The General Data Protection Regulation (GDPR) is one of the most sweeping corporate regulations coming down the pipeline. The measure was adopted by the European Commission and is set to go into effect May 25, 2018, and its purpose is to standardize rules for data collection, storage, and use, and then apply those rules across the European Union.
Abiding by the size and scope of GDPR rules is proving to be a challenge, particularly on such a short timeline. Companies of all sizes and across industries are scrambling to catch up, and much of their focus in on securing the cloud technologies that now house the lion’s share of data.
A study of preparedness highlights just how many companies are lagging behind. Only 1 percent of cloud providers managed data in a way that complies with stricter GDPR standards. The most common deficiencies had to do encryption keys and secure password enforcement. Slightly better are the 7.2 percent of cloud providers with adequate SAML integration support, but this does not change the fact that the vast majority of companies cannot comply with the GDPR.
Complicating all of this is Britain’s impending exit from the EU. Negotiations between both parties have been less than productive, and the exact nature of Brexit and its impact on the regulatory environment remain shrouded in mystery. What is clear, however, is that British companies will still have to comply with the GDPR in order to serve European consumers. So will any other international company doing business in Europe, which is why the GDPR must be on your radar.
How Everyone Plays a Role in GDPR Compliance
The central feature of the GDPR is that it expands the understanding of who is responsible for data. Previously, the controller of the data had responsibility. In most cases, this meant companies had sole responsibility for the security of customer and employee data.
Once the GDPR goes into effect, the burden of responsibility will apply to processors of data as well. Cloud service providers are the most ubiquitous processors, and they must now implement new procedures and practices to meet stronger standards for data security.
Any cloud provider currently abiding by international standards like ISO 27001 or SOC2 is close to complying with the GDPR. The challenge is that all of their subcontractors must follow the same standards. It’s a classic example of a chain only being as strong as its weakest link.
After the GDPR is enacted, controllers and processors must know exactly where all data is being stored and processed. If that data exists on international servers that do not meet GDPR standards, the controller accepts all the penalties and blame for breach of compliance. Handling the transfer of data is about to become a much more sensitive process and expose many companies to added risk.

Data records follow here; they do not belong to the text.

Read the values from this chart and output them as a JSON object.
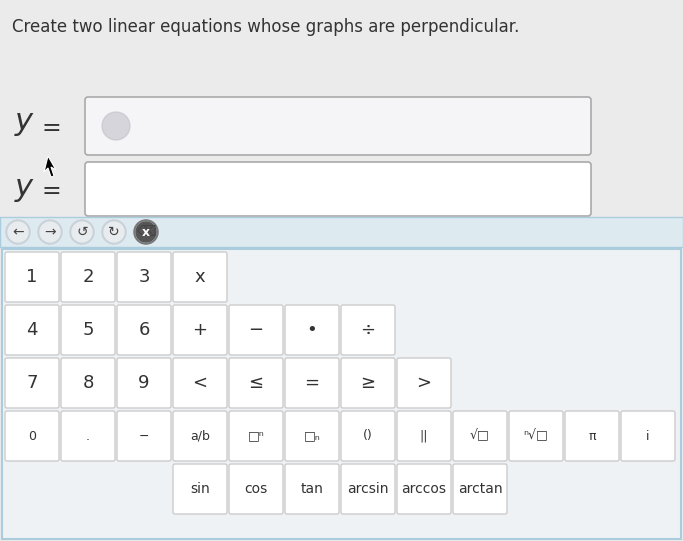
{
  "title": "Create two linear equations whose graphs are perpendicular.",
  "title_fontsize": 12,
  "title_color": "#333333",
  "bg_color": "#ebebeb",
  "input_box_color": "#ffffff",
  "input_box_border": "#aaaaaa",
  "keyboard_bg": "#eef2f5",
  "keyboard_border": "#aaccdd",
  "key_bg": "#ffffff",
  "key_border": "#cccccc",
  "key_text_color": "#333333",
  "y_label_color": "#333333",
  "y_label_fontsize": 20,
  "nav_bar_color": "#ddeaf0",
  "nav_border_color": "#aaccdd",
  "row1_keys": [
    "1",
    "2",
    "3",
    "x"
  ],
  "row2_keys": [
    "4",
    "5",
    "6",
    "+",
    "−",
    "•",
    "÷"
  ],
  "row3_keys": [
    "7",
    "8",
    "9",
    "<",
    "≤",
    "=",
    "≥",
    ">"
  ],
  "row4_keys": [
    "0",
    ".",
    "−",
    "a/b",
    "□ⁿ",
    "□ₙ",
    "()",
    "||",
    "√□",
    "ⁿ√□",
    "π",
    "i"
  ],
  "row5_keys": [
    "sin",
    "cos",
    "tan",
    "arcsin",
    "arccos",
    "arctan"
  ],
  "figsize": [
    6.83,
    5.41
  ],
  "dpi": 100
}
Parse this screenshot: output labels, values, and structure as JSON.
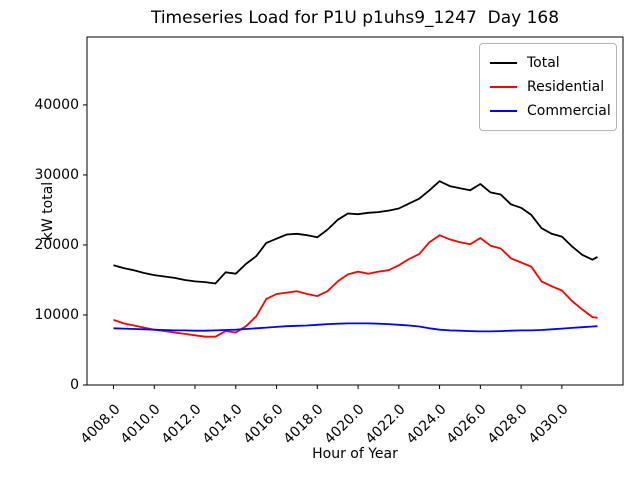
{
  "title": "Timeseries Load for P1U p1uhs9_1247  Day 168",
  "chart_data": {
    "type": "line",
    "title": "Timeseries Load for P1U p1uhs9_1247  Day 168",
    "xlabel": "Hour of Year",
    "ylabel": "kW total",
    "xlim": [
      4006.7,
      4033.0
    ],
    "ylim": [
      0,
      49700
    ],
    "grid": false,
    "legend_position": "upper right",
    "x_ticks": [
      4008,
      4010,
      4012,
      4014,
      4016,
      4018,
      4020,
      4022,
      4024,
      4026,
      4028,
      4030
    ],
    "x_tick_labels": [
      "4008.0",
      "4010.0",
      "4012.0",
      "4014.0",
      "4016.0",
      "4018.0",
      "4020.0",
      "4022.0",
      "4024.0",
      "4026.0",
      "4028.0",
      "4030.0"
    ],
    "y_ticks": [
      0,
      10000,
      20000,
      30000,
      40000
    ],
    "y_tick_labels": [
      "0",
      "10000",
      "20000",
      "30000",
      "40000"
    ],
    "x": [
      4008.0,
      4008.5,
      4009.0,
      4009.5,
      4010.0,
      4010.5,
      4011.0,
      4011.5,
      4012.0,
      4012.5,
      4013.0,
      4013.5,
      4014.0,
      4014.5,
      4015.0,
      4015.5,
      4016.0,
      4016.5,
      4017.0,
      4017.5,
      4018.0,
      4018.5,
      4019.0,
      4019.5,
      4020.0,
      4020.5,
      4021.0,
      4021.5,
      4022.0,
      4022.5,
      4023.0,
      4023.5,
      4024.0,
      4024.5,
      4025.0,
      4025.5,
      4026.0,
      4026.5,
      4027.0,
      4027.5,
      4028.0,
      4028.5,
      4029.0,
      4029.5,
      4030.0,
      4030.5,
      4031.0,
      4031.5,
      4031.75
    ],
    "series": [
      {
        "name": "Total",
        "color": "#000000",
        "values": [
          17100,
          16700,
          16400,
          16000,
          15700,
          15500,
          15300,
          15000,
          14800,
          14700,
          14500,
          16100,
          15900,
          17300,
          18400,
          20300,
          20900,
          21500,
          21600,
          21400,
          21100,
          22200,
          23600,
          24500,
          24400,
          24600,
          24700,
          24900,
          25200,
          25900,
          26600,
          27800,
          29100,
          28400,
          28100,
          27800,
          28700,
          27500,
          27200,
          25800,
          25300,
          24300,
          22400,
          21600,
          21200,
          19800,
          18600,
          17900,
          18300
        ]
      },
      {
        "name": "Residential",
        "color": "#ff0000",
        "values": [
          9300,
          8800,
          8500,
          8200,
          7900,
          7700,
          7500,
          7300,
          7100,
          6900,
          6900,
          7700,
          7500,
          8400,
          9800,
          12300,
          13000,
          13200,
          13400,
          13000,
          12700,
          13400,
          14800,
          15800,
          16200,
          15900,
          16200,
          16400,
          17100,
          18000,
          18700,
          20400,
          21400,
          20800,
          20400,
          20100,
          21000,
          19900,
          19500,
          18100,
          17500,
          16900,
          14800,
          14100,
          13500,
          12000,
          10800,
          9700,
          9600
        ]
      },
      {
        "name": "Commercial",
        "color": "#0000ff",
        "values": [
          8100,
          8050,
          8000,
          7950,
          7900,
          7850,
          7800,
          7800,
          7750,
          7750,
          7800,
          7850,
          7900,
          8000,
          8100,
          8200,
          8300,
          8400,
          8450,
          8500,
          8600,
          8700,
          8750,
          8800,
          8800,
          8800,
          8750,
          8700,
          8600,
          8500,
          8350,
          8100,
          7900,
          7800,
          7750,
          7700,
          7650,
          7650,
          7700,
          7750,
          7800,
          7800,
          7850,
          7950,
          8050,
          8150,
          8250,
          8350,
          8400
        ]
      }
    ]
  },
  "legend": {
    "entries": [
      {
        "label": "Total",
        "color": "#000000"
      },
      {
        "label": "Residential",
        "color": "#ff0000"
      },
      {
        "label": "Commercial",
        "color": "#0000ff"
      }
    ]
  }
}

The Keys to Achieving GDPR Compliance
With only months to go before the GDPR becomes law, companies need to get serious about reviewing and revising their data management practices. As organizations prepare for the new regulations, there are a few things to keep in mind:
1. Know Your Responsibility
As controller, companies have total responsibility for regulated data. They may rely on cloud providers that have contractually mandated penalties if a data breach occurs, but the controller will pay all sanctions and receive public blame for the breach. The GDPR even explicitly states that companies are directly responsible for “appropriate technical and organization protection measures.” This duty can no longer be shifted onto a third party.
2. Think Like a Hacker
In order to implement mandated levels of protection, companies must understand exactly how sensitive different types of data are and exactly how that data is captured, processed, stored, and secured. Knowing what data is most likely to be attacked and what vulnerabilities hackers are likely to exploit, makes it possible to establish systematic protections and threat mitigation strategies.
3. Adopt Pseudonymization
This combination of “pseudonym” and “anonymization” refers to a process of depersonalizing sensitive data. If data cannot be linked back to any specific individual, it is not subject to GDPR rules. It’s relatively easy to make data adequately anonymous using encryption and tokenization — however, the controller must keep the encryption key separated so that if data is ever compromised, it can’t also be unencrypted.
4. Implement Best Practices
The GDPR mandates that controllers follow evolving standards for protection, and it identifies encryption as a central tenant. Regulators believe encryption should become the default standard and enacted ASAP. This process must be carried out locally in order to abide by the GDPR, though, because if the controller does not hold the encryption key, then storage privacy is rendered irrelevant. Bulk cloud storage is still a viable option as long as the controller is the ultimate data owner.
5. Manage the Scope of Audits
Demonstrating GDPR compliance requires a sweeping auditing process. Controllers are required to evaluate how the processor is handling data and what protections are being put in place before submitting a comprehensive audit. It will become essential for companies to limit the amount of time, resources, and uncertainty these audits involve if GDPR compliance is going to avoid becoming a burden.
The next step is to begin reviewing your relationships with cloud providers within the context of the GDPR. If those providers are not compliant, you are not compliant either. Getting up to speed may be a lot of work in a short amount of time, but ultimately the measures the GDPR mandates insulate companies from the catastrophic consequences of a cyberattack. By protecting consumers, the GDPR protects companies, too.